A 46-year-old white man presented with decreased VA of 20/30 in his right eye and 20/25 in his left eye associated with headaches. Dilated fundus examination revealed bilateral optic disc neovascularization, white-centered retinal hemorrhages, venous dilation with areas of telangiectasis, and retinal neovascularization (Main Image). The patient had an elevated white blood cell count of 243.9 K/µL (normal: 4.3-5.7 K/µL) and a hemoglobin level of 7.9 g/dL (normal range, 13.8-17.2 g/dL).
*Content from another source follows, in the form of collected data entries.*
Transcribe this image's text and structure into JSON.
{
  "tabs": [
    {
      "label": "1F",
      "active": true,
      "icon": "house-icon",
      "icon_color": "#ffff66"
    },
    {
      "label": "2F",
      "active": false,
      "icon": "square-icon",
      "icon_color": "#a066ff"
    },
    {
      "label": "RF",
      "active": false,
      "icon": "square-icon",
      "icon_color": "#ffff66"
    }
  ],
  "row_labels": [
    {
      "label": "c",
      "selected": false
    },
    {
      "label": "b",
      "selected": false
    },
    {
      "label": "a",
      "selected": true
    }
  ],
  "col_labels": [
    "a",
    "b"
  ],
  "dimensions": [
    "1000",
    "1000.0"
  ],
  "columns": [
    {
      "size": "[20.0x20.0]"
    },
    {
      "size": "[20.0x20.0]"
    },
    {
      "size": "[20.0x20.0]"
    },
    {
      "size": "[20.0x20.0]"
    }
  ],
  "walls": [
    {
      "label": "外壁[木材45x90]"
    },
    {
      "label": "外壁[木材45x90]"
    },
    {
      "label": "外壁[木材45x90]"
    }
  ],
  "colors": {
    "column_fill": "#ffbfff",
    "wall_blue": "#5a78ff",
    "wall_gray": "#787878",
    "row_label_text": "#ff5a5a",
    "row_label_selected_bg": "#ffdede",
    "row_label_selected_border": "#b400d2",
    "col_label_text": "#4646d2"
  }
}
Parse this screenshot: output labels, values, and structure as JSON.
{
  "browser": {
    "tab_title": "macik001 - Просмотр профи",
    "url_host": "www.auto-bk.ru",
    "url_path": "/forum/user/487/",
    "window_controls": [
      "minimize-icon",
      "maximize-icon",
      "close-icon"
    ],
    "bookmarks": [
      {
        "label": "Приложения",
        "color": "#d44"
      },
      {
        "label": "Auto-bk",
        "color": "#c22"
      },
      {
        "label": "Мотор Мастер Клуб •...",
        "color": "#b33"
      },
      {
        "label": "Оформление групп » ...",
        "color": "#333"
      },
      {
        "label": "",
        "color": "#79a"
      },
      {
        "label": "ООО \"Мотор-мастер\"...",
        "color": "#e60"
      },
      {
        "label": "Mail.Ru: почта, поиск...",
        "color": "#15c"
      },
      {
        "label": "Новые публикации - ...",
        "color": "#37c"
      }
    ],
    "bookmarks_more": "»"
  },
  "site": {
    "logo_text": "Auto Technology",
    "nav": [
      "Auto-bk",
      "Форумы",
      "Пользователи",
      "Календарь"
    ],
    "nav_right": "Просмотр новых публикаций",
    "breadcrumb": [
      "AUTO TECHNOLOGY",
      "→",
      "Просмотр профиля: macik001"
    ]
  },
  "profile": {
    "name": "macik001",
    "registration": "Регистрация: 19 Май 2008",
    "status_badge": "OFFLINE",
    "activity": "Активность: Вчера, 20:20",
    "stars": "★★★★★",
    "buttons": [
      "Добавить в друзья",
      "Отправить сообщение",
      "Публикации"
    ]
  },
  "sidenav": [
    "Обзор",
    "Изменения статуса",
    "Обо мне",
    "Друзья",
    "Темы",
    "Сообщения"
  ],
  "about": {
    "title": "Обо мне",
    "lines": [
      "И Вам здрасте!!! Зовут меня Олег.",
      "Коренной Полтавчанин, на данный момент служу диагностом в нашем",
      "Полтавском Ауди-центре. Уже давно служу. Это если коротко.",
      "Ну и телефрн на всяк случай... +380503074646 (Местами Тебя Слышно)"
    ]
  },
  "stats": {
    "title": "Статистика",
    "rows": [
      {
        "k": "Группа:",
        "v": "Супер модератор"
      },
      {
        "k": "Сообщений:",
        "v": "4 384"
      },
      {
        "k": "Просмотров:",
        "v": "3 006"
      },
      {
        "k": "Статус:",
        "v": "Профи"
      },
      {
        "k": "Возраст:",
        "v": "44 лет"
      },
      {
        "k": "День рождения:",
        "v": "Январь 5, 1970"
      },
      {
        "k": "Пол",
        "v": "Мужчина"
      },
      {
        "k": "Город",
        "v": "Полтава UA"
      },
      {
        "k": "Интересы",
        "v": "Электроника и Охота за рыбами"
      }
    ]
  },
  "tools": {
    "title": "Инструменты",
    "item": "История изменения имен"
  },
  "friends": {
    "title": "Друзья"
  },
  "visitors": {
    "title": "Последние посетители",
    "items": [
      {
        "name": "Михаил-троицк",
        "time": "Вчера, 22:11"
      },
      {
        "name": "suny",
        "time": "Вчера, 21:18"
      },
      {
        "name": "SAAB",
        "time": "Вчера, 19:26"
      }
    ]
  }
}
MRI of the brain revealed a frontotemporal lobe lesion. The lesion was excised by craniotomy and determined to be a granulocytic sarcoma of myeloid cells. Fluorescence in situ hybridization revealed a BCR-ABL translocation [t(9:22)(q34;q11.2)] resulting in the formation of the Philadelphia chromosome. Based on these findings, a diagnosis of chronic myelogenous leukemia (CML) with severe leukemic retinopathy was made, and the patient was treated with dasatinib (Sprycel, Bristol-Myers Squibb/ Otsuka), a tyrosine kinase inhibitor.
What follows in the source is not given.